INSTANT CACHETE

Lecture textes : Gwendoline ROTHKEGEL

Conception sonore avec Jullian HOFF

Note d'intention : Série INSTANT CACHETE

INSTANT : Durée très courte que la conscience saisit comme un tout. Moment où l'histoire bascule, où le secret est inopinément révélé, où l'ordre se mue en chaos, où l’on se rencontre pour la première ou la dernière fois. L'instant n'a pas de durée, car son existence n'est que rétrospective.

 

CACHETER : Appliquer un cachet sur une lettre ou un objet, le sceller, marquer un acte d'un sceau pour le fermer ou l'authentifier.

 

Les souvenirs sont des histoires inachevées sans temporalité définie. La série Instant Cacheté se constitue de rétrospectives de souvenirs : leur origine, leur histoire propre et la transposition artistique qui les clôt. Ces séries sont des construits imagés et sonores figés dans le temps, qui restent.

 

Cette mise en scène explore les thématiques suivantes :

Quel regard porte-t-on sur un portrait photographique, sur un lieu chargé d’une histoire ou sur des documents ?

Quelles images mentales et vibrations véhiculent-ils ?

Pourquoi certains mots deviennent des traces indélébiles du souvenir ?

Comment l’objet du souvenir devient sacré par la représentation que l’on en garde ?

Comment conserver la charge émotionnelle du souvenir ?

Le processus créatif s’articule autour d’une vidéo projetée, de toiles fixées au mur et d’un objet scellé posé au sol.

Extraire du souvenir un texte sonore

 

Mon point de départ est lié à un événement passé depuis plusieurs années à partir duquel je construis un texte, qui au fil du temps subit des transformations pour ne garder que l’essentiel.

Je ne donne pas à voir la réalité intacte mais retranscris le souvenir épuré de sa part intime, et lui confère une vision universelle que chacun peut s’approprier.

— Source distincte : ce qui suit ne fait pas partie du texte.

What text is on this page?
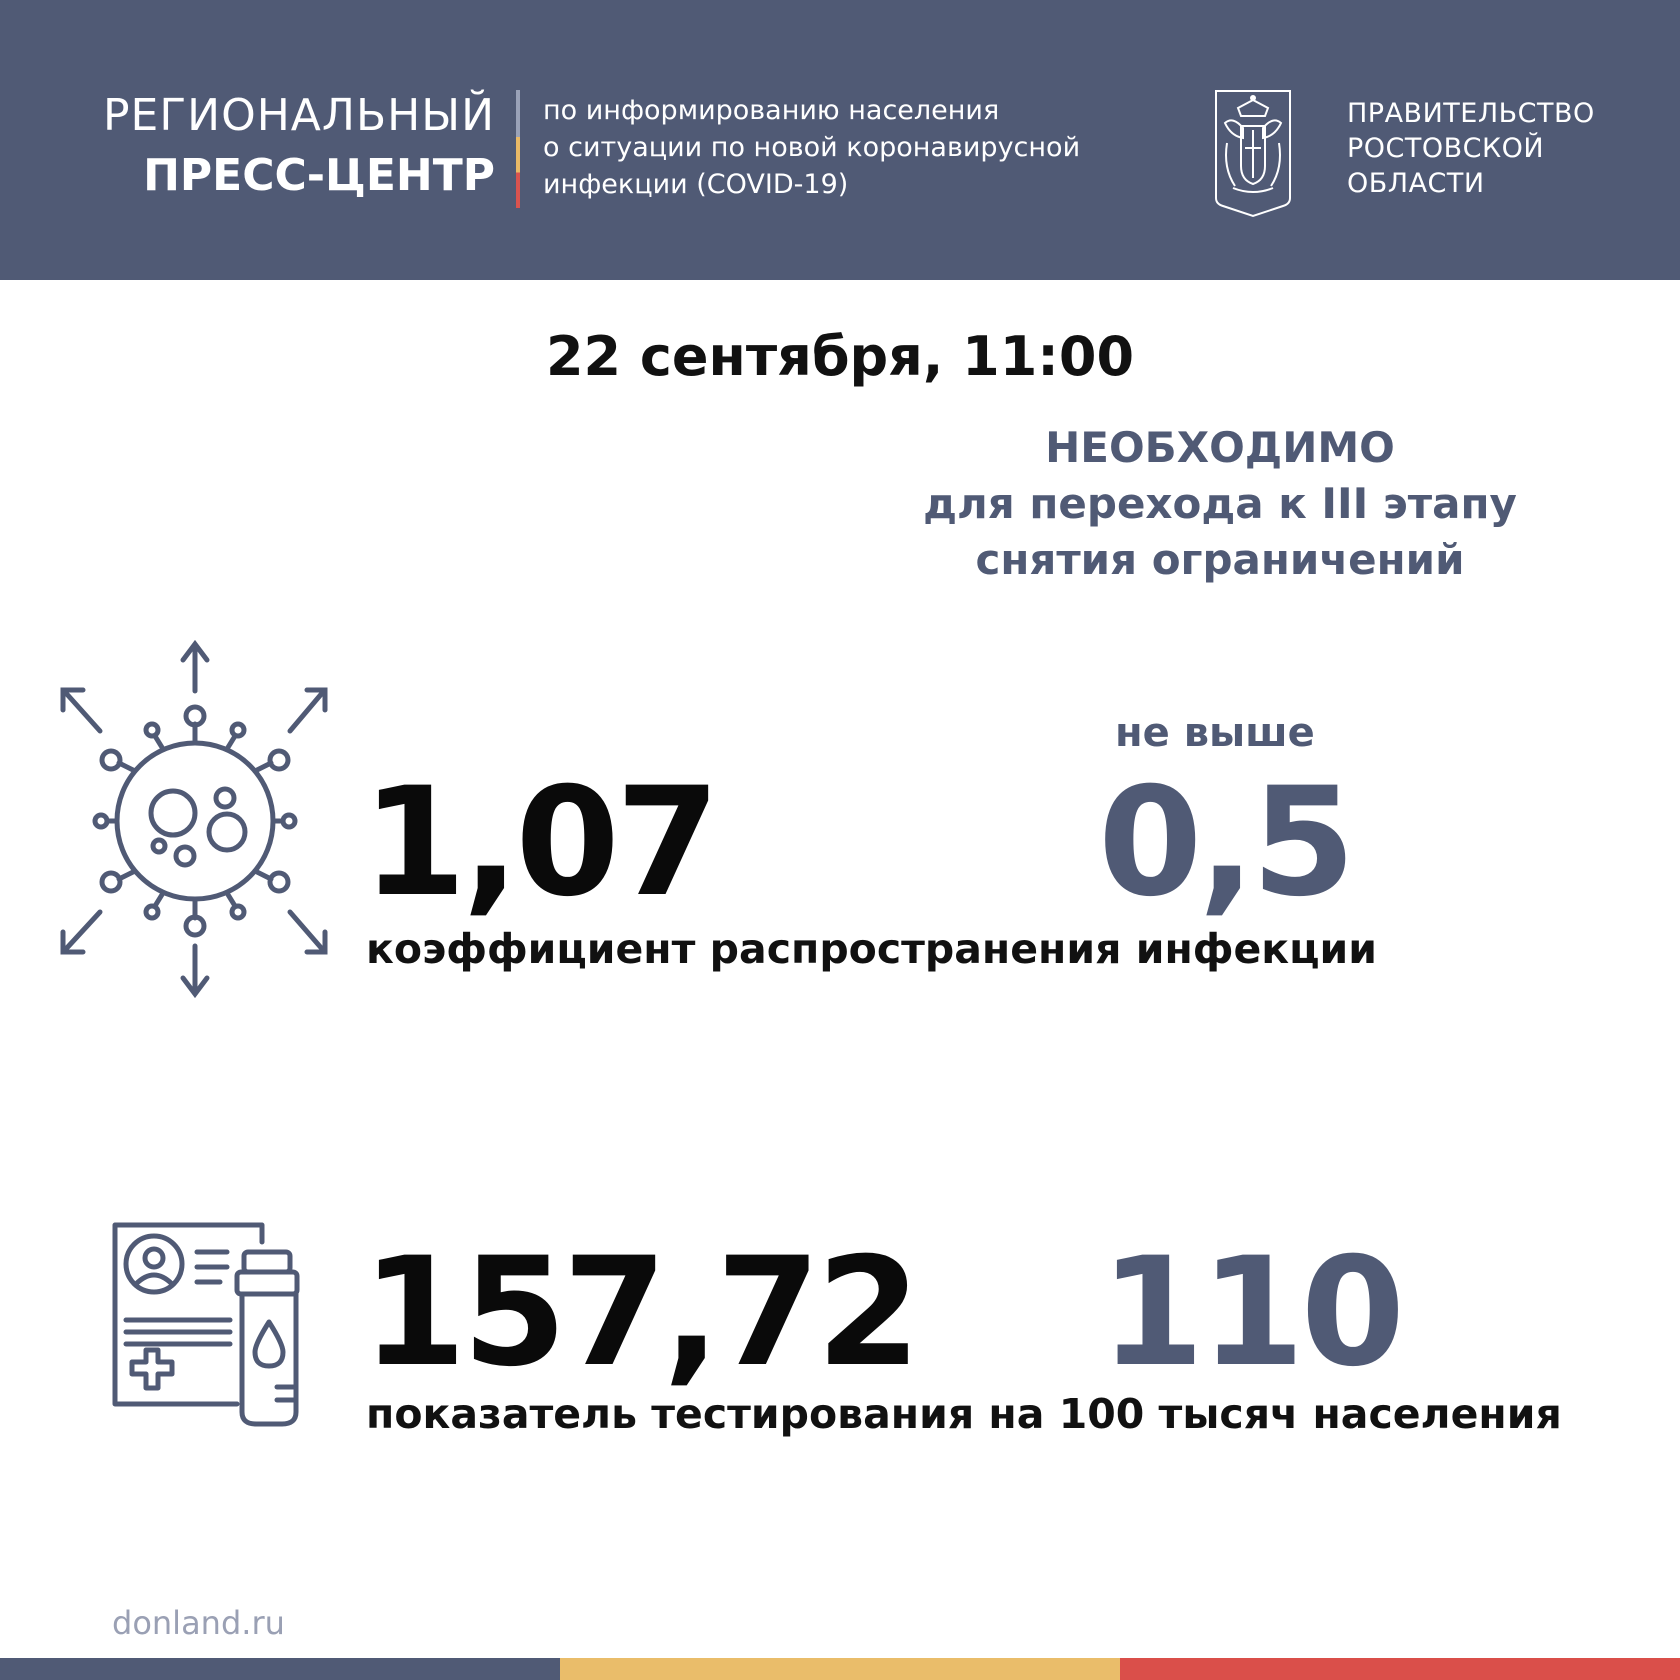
РЕГИОНАЛЬНЫЙ
ПРЕСС-ЦЕНТР
по информированию населения
о ситуации по новой коронавирусной
инфекции (COVID-19)
ПРАВИТЕЛЬСТВО
РОСТОВСКОЙ
ОБЛАСТИ
22 сентября, 11:00
НЕОБХОДИМО
для перехода к III этапу
снятия ограничений
не выше
1,07	0,5
коэффициент распространения инфекции
157,72 110
показатель тестирования на 100 тысяч населения
donland.ru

Je procède à une écriture de l’effacement où je supprime certaines parties d’un tout pour ne garder que ce qui peut et doit rester.

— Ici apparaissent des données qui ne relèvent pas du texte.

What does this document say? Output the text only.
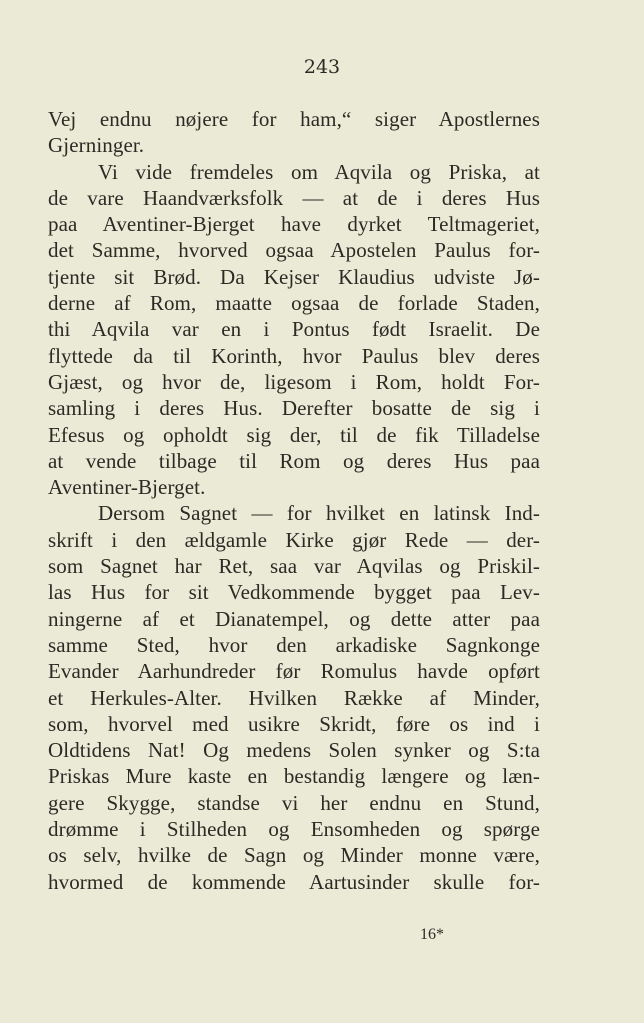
243
Vej endnu nøjere for ham,“ siger Apostlernes
Gjerninger.
Vi vide fremdeles om Aqvila og Priska, at
de vare Haandværksfolk — at de i deres Hus
paa Aventiner-Bjerget have dyrket Teltmageriet,
det Samme, hvorved ogsaa Apostelen Paulus for-
tjente sit Brød. Da Kejser Klaudius udviste Jø-
derne af Rom, maatte ogsaa de forlade Staden,
thi Aqvila var en i Pontus født Israelit. De
flyttede da til Korinth, hvor Paulus blev deres
Gjæst, og hvor de, ligesom i Rom, holdt For-
samling i deres Hus. Derefter bosatte de sig i
Efesus og opholdt sig der, til de fik Tilladelse
at vende tilbage til Rom og deres Hus paa
Aventiner-Bjerget.
Dersom Sagnet — for hvilket en latinsk Ind-
skrift i den ældgamle Kirke gjør Rede — der-
som Sagnet har Ret, saa var Aqvilas og Priskil-
las Hus for sit Vedkommende bygget paa Lev-
ningerne af et Dianatempel, og dette atter paa
samme Sted, hvor den arkadiske Sagnkonge
Evander Aarhundreder før Romulus havde opført
et Herkules-Alter. Hvilken Række af Minder,
som, hvorvel med usikre Skridt, føre os ind i
Oldtidens Nat! Og medens Solen synker og S:ta
Priskas Mure kaste en bestandig længere og læn-
gere Skygge, standse vi her endnu en Stund,
drømme i Stilheden og Ensomheden og spørge
os selv, hvilke de Sagn og Minder monne være,
hvormed de kommende Aartusinder skulle for-
16*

Je retraduis le souvenir dans une forme de monologue intérieur par le biais de réitération de mots symbolisant les états émotionnels liés. Ce texte, écho de la mémoire, devient un langage sonore qui occupe l’espace du lieu. Les sons qui l’accompagnent représentent les objets associés au récit.

Projeter l’instant immatériel

 

Le temps du souvenir est celui de la projection pendant laquelle je redonne à l’objet du souvenir sa dimension immatérielle et sa part subjective, celle qui raconte l’histoire.

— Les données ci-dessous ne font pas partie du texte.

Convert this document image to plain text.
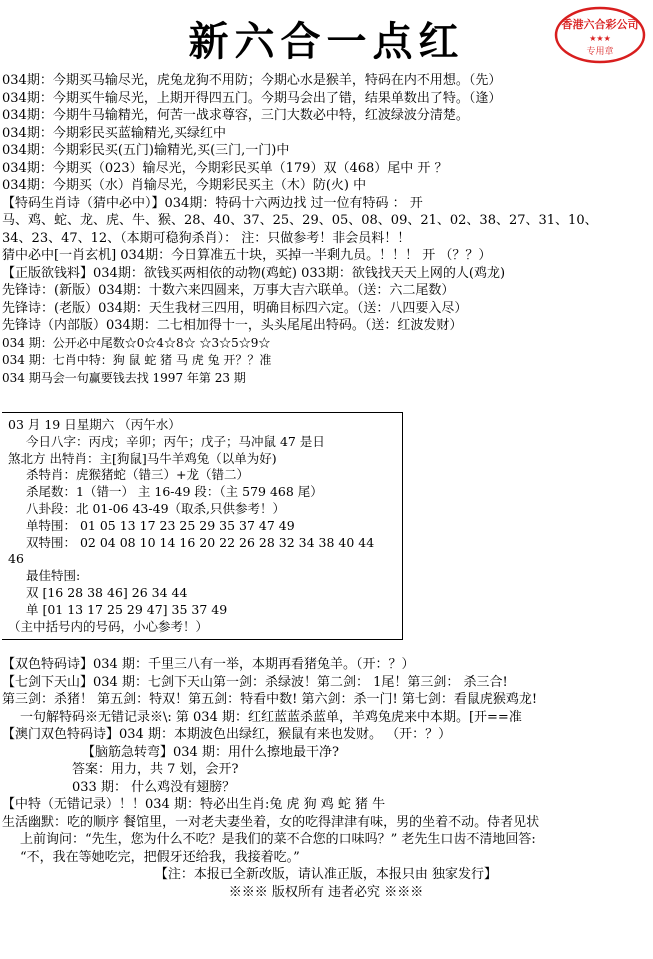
新六合一点红	香港六合彩公司
★★★
专用章
034期：今期买马输尽光，虎兔龙狗不用防；今期心水是猴羊，特码在内不用想。（先）
034期：今期买牛输尽光，上期开得四五门。今期马会出了错，结果单数出了特。（逢）
034期：今期牛马输精光，何苦一战求尊容，三门大数必中特，红波绿波分清楚。
034期：今期彩民买蓝输精光,买绿红中
034期：今期彩民买(五门)输精光,买(三门,一门)中
034期：今期买（023）输尽光，今期彩民买单（179）双（468）尾中 开 ？
034期：今期买（水）肖输尽光，今期彩民买主（木）防(火) 中
【特码生肖诗（猜中必中）】034期：特码十六两边找 过一位有特码 ： 开
马、鸡、蛇、龙、虎、牛、猴、28、40、37、25、29、05、08、09、21、02、38、27、31、10、
34、23、47、12、（本期可稳狗杀肖）： 注：只做参考！非会员料！！
猜中必中[一肖玄机] 034期：今日算准五十块，买掉一半剩九员。！！！ 开 （？？）
【正版欲钱料】034期：欲钱买两相依的动物(鸡蛇) 033期：欲钱找天天上网的人(鸡龙)
先锋诗：(新版）034期：十数六来四圆来，万事大吉六联单。（送：六二尾数）
先锋诗：(老版）034期：天生我材三四用，明确目标四六定。（送：八四要入尽）
先锋诗（内部版）034期：二七相加得十一，头头尾尾出特码。（送：红波发财）
034 期：公开必中尾数☆0☆4☆8☆ ☆3☆5☆9☆
034 期：七肖中特：狗 鼠 蛇 猪 马 虎 兔 开？？准
034 期马会一句赢要钱去找 1997 年第 23 期
03 月 19 日星期六 （丙午水）
今日八字：丙戌；辛卯；丙午；戊子；马冲鼠 47 是日
煞北方 出特肖：主[狗鼠]马牛羊鸡兔（以单为好)
杀特肖：虎猴猪蛇（错三）+龙（错二）
杀尾数：1（错一） 主 16-49 段：（主 579 468 尾）
八卦段：北 01-06 43-49（取杀,只供参考！）
单特围： 01 05 13 17 23 25 29 35 37 47 49
双特围： 02 04 08 10 14 16 20 22 26 28 32 34 38 40 44
46
最佳特围:
双 [16 28 38 46] 26 34 44
单 [01 13 17 25 29 47] 35 37 49
（主中括号内的号码，小心参考！）
【双色特码诗】034 期：千里三八有一举，本期再看猪兔羊。（开：？）
【七剑下天山】034 期：七剑下天山第一剑：杀绿波！第二剑： 1尾！第三剑： 杀三合!
第三剑：杀猪！ 第五剑：特双！第五剑：特看中数! 第六剑：杀一门! 第七剑：看鼠虎猴鸡龙!
一句解特码※无错记录※\: 第 034 期：红红蓝蓝杀蓝单，羊鸡兔虎来中本期。[开==准
【澳门双色特码诗】034 期：本期波色出绿红，猴鼠有来也发财。 （开：？）
【脑筋急转弯】034 期：用什么擦地最干净?
答案：用力，共 7 划，会开?
033 期： 什么鸡没有翅膀？
【中特（无错记录）！！034 期：特必出生肖:兔 虎 狗 鸡 蛇 猪 牛
生活幽默：吃的顺序 餐馆里，一对老夫妻坐着，女的吃得津津有味，男的坐着不动。侍者见状
上前询问：“先生，您为什么不吃？是我们的菜不合您的口味吗？” 老先生口齿不清地回答:
“不，我在等她吃完，把假牙还给我，我接着吃。”
【注：本报已全新改版，请认准正版，本报只由 独家发行】
※※※ 版权所有 违者必究 ※※※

Je m’intéresse à la manière dont le regard se pose sur un ensemble lorsqu’il est chargé d’un souvenir.

Je reconstruis le souvenir à partir de fragments issus de photographies ou d’objets que je fusionne pour créer un ensemble imagé.

L’utilisation de la vidéo symbolise l’éphémère et le temps qui passe, chaque image fragmentée étant travaillée en lien avec la précédente jusqu’à former une peinture en mouvement.

Recréer ce qui n'existe plus

 

Une fois la projection construite, je recrée ce qui n'existe plus à partir de la nature de l’objet du souvenir : documents, confidences, objets, photographies.

J’utilise des bribes de textes originels ; je retranscris tout ou une partie de la confidence.

Je cherche à retrouver des fragments représentatifs du souvenir. J’utilise plusieurs matériaux transparents, opaques et souples (papier, tissu) qui s’altèrent et sont métamorphosés par le procédé de collage.

Pour m’approprier le souvenir de manière plus personnelle, je peux peindre la représentation que j’en ai. 

Cacheter le souvenir

 

Je sépare l’objet du souvenir de son univers originel et l’inclus dans un ensemble où il prend une dimension sacrée. Il devient le témoin qui atteste de la réalité du souvenir et le clôt.

Il est scellé dans une mise en scène constituée d’autres objets symbolisant des éléments de la série.

Posé au sol ou sur un socle, il devient le totem du souvenir. 

L’accès à l’objet est soit impossible soit rendu difficile pour symboliser le caractère éphémère, imprécis et évanescent de la mémoire du souvenir.